Beim Gelsenkirchener Heizungsunternehmen Vaillant stehen den Mitarbeitenden sogar Ruheräume mit gepolsterten Liegen zur Verfügung. Ein freundlicher Zug, aber: Von großem Vorteil ist beim Mittagsschlaf das Privileg des eigenen Bettes – und die Einsamkeit. Die erwünschte Gelassenheit lässt sich kaum erreichen, wenn keine zwei Meter entfernt die Person liegt, die schon im Morgenmeeting genervt hat.

Die Studienlage zum Mittagsschlaf ist widersprüchlich. 2007 ergab eine Studie in Griechenland: Er senkt das Risiko für Herzinfarkt und Schlaganfall um 40 Prozent. Britische Wis­sen­schaft­le­r:in­nen attestierten passionierten Mit­tags­schlä­fe­r:in­nen sogar ein größeres Gehirnvolumen. 2021 stellten die chinesische Guangzhou Medical University hingegen fest: Ein ausgedehnter Mittagsschlaf kann das Risiko für Herz-Kreislauf-Erkrankungen erhöhen und die Lebensdauer verkürzen. Was in der Berichterstattung bisweilen unterschlagen wurde: Hier ging es nicht um das kleine Nickerchen, sondern um Schlaf, der eine Stunde überdauerte.

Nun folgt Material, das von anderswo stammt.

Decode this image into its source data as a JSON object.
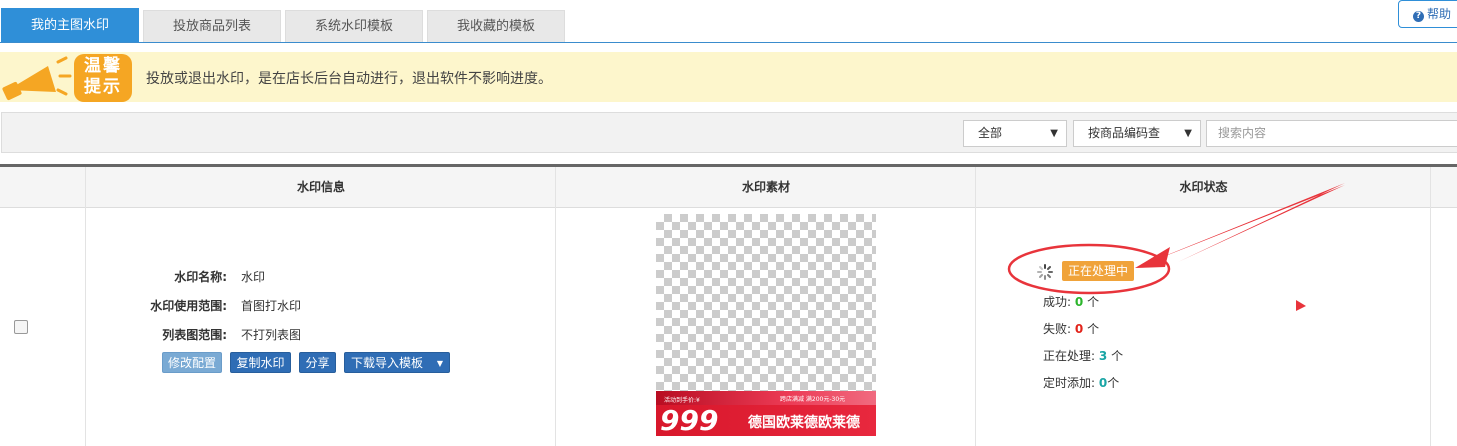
{
  "tabs": [
    {
      "label": "我的主图水印",
      "active": true
    },
    {
      "label": "投放商品列表",
      "active": false
    },
    {
      "label": "系统水印模板",
      "active": false
    },
    {
      "label": "我收藏的模板",
      "active": false
    }
  ],
  "help_label": "帮助",
  "notice": {
    "badge": "温馨提示",
    "text": "投放或退出水印，是在店长后台自动进行，退出软件不影响进度。"
  },
  "filters": {
    "scope_selected": "全部",
    "field_selected": "按商品编码查",
    "search_placeholder": "搜索内容"
  },
  "table": {
    "headers": [
      "水印信息",
      "水印素材",
      "水印状态"
    ],
    "row": {
      "info": [
        {
          "label": "水印名称:",
          "value": "水印"
        },
        {
          "label": "水印使用范围:",
          "value": "首图打水印"
        },
        {
          "label": "列表图范围:",
          "value": "不打列表图"
        }
      ],
      "buttons": {
        "edit": "修改配置",
        "copy": "复制水印",
        "share": "分享",
        "download": "下载导入模板"
      },
      "material": {
        "small_left": "活动到手价:¥",
        "small_right": "跨店满减 满200元-30元",
        "price": "999",
        "name": "德国欧莱德欧莱德"
      },
      "status": {
        "badge": "正在处理中",
        "success_label": "成功:",
        "success_count": "0",
        "success_unit": "个",
        "fail_label": "失败:",
        "fail_count": "0",
        "fail_unit": "个",
        "processing_label": "正在处理:",
        "processing_count": "3",
        "processing_unit": "个",
        "scheduled_label": "定时添加:",
        "scheduled_count": "0",
        "scheduled_unit": "个"
      }
    }
  },
  "colors": {
    "accent": "#2f8fd8",
    "badge": "#f0a33a",
    "annotation": "#e8343b"
  }
}
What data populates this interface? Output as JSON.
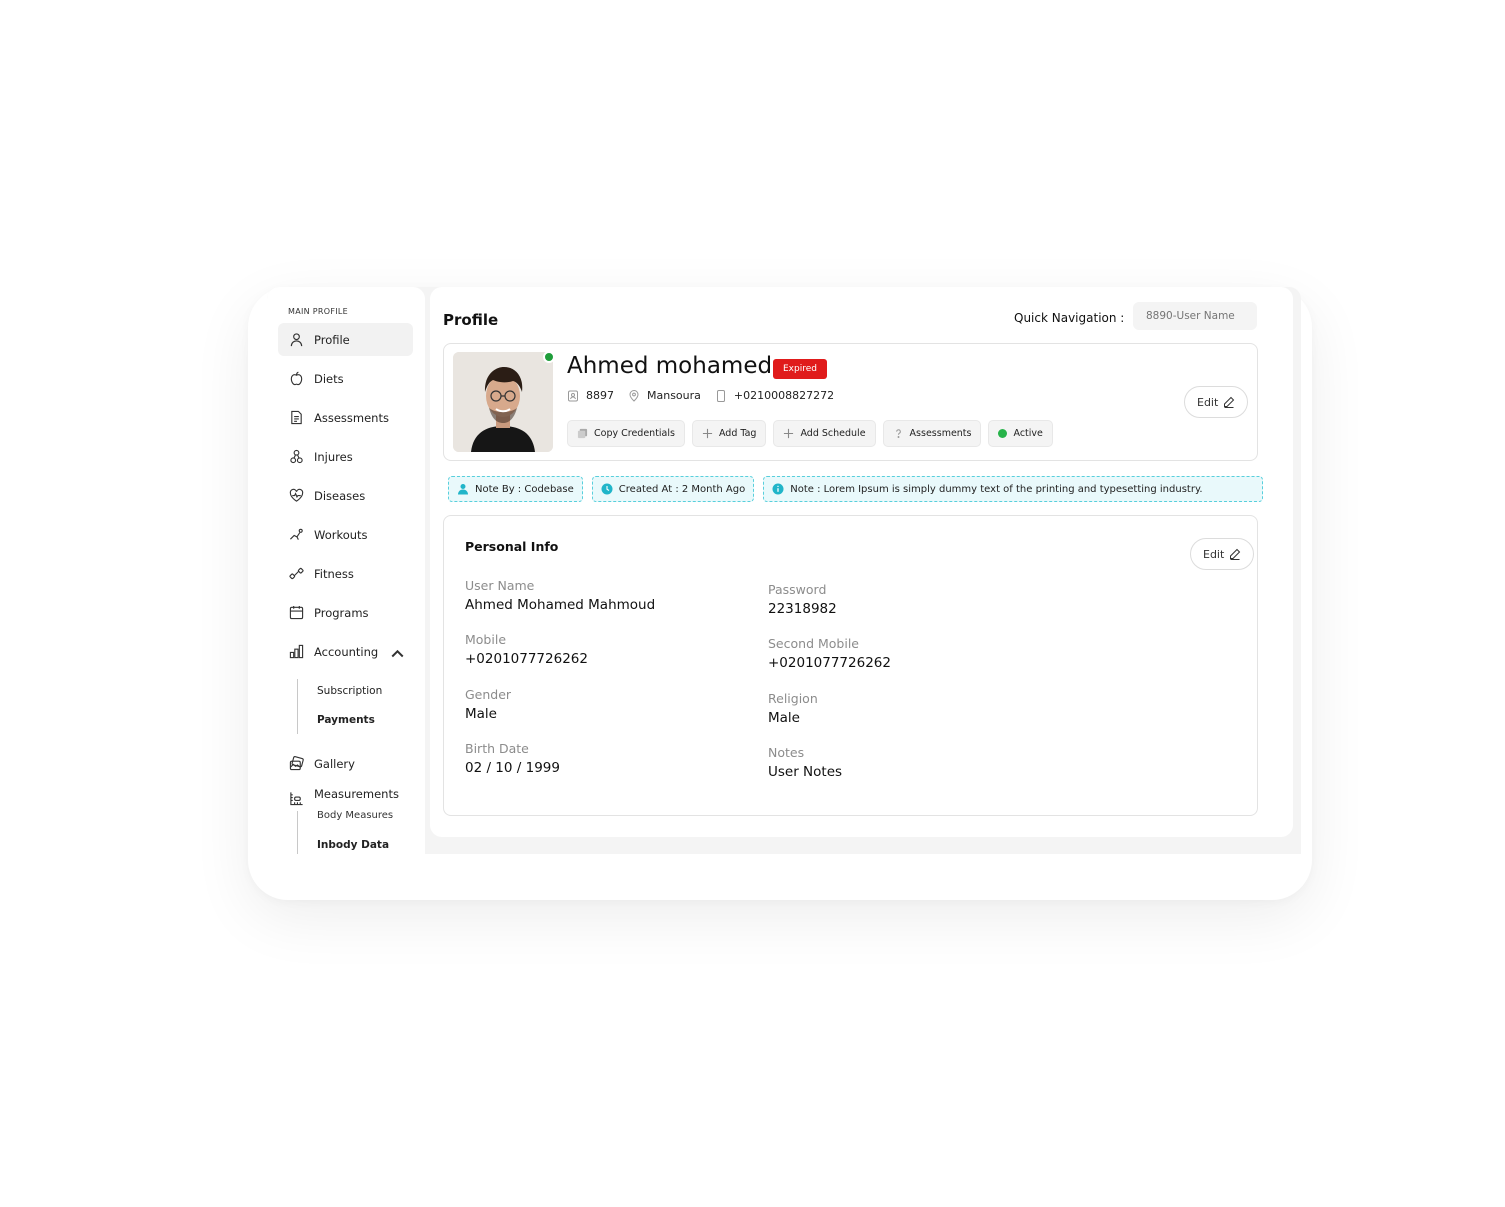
{
  "sidebar": {
    "section_title": "MAIN PROFILE",
    "items": [
      {
        "label": "Profile"
      },
      {
        "label": "Diets"
      },
      {
        "label": "Assessments"
      },
      {
        "label": "Injures"
      },
      {
        "label": "Diseases"
      },
      {
        "label": "Workouts"
      },
      {
        "label": "Fitness"
      },
      {
        "label": "Programs"
      },
      {
        "label": "Accounting"
      },
      {
        "label": "Gallery"
      },
      {
        "label": "Measurements"
      }
    ],
    "accounting_sub": [
      "Subscription",
      "Payments"
    ],
    "measurements_sub": [
      "Body Measures",
      "Inbody Data"
    ]
  },
  "header": {
    "title": "Profile",
    "quick_nav_label": "Quick Navigation :",
    "quick_nav_placeholder": "8890-User Name"
  },
  "profile": {
    "name": "Ahmed mohamed",
    "status_badge": "Expired",
    "id": "8897",
    "city": "Mansoura",
    "phone": "+0210008827272",
    "actions": [
      "Copy Credentials",
      "Add Tag",
      "Add Schedule",
      "Assessments",
      "Active"
    ],
    "edit_label": "Edit"
  },
  "notes": {
    "note_by": "Note By : Codebase",
    "created_at": "Created At : 2 Month Ago",
    "note": "Note : Lorem Ipsum is simply dummy text of the printing and typesetting industry."
  },
  "personal_info": {
    "title": "Personal Info",
    "edit_label": "Edit",
    "fields": {
      "user_name": {
        "label": "User Name",
        "value": "Ahmed Mohamed Mahmoud"
      },
      "mobile": {
        "label": "Mobile",
        "value": "+0201077726262"
      },
      "gender": {
        "label": "Gender",
        "value": "Male"
      },
      "birth_date": {
        "label": "Birth Date",
        "value": "02 / 10 / 1999"
      },
      "password": {
        "label": "Password",
        "value": "22318982"
      },
      "second_mobile": {
        "label": "Second Mobile",
        "value": "+0201077726262"
      },
      "religion": {
        "label": "Religion",
        "value": "Male"
      },
      "notes": {
        "label": "Notes",
        "value": "User Notes"
      }
    }
  },
  "colors": {
    "accent_red": "#e01b1b",
    "online_green": "#1f9d3a",
    "note_cyan": "#58cfdc",
    "note_bg": "#e9f9fb"
  }
}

Es stimmt schon: Ganz selten verpasst man auch mit sehr viel Mittagsschlaferfahrung den richtigen Moment. Dann wird aus der kleinen Pause eine große, vergeht die erste, die zweite, vielleicht sogar die dritte Schlafstunde. Wacht man schließlich doch noch auf, weiß man weder um Ort noch Zeit noch den eigenen Namen. Der einzige Trick, der hilft: sich dem Schicksal fügen. Umdrehen. Einfach weiterschlafen. Und das Ganze als emanzipatorisch begreifen.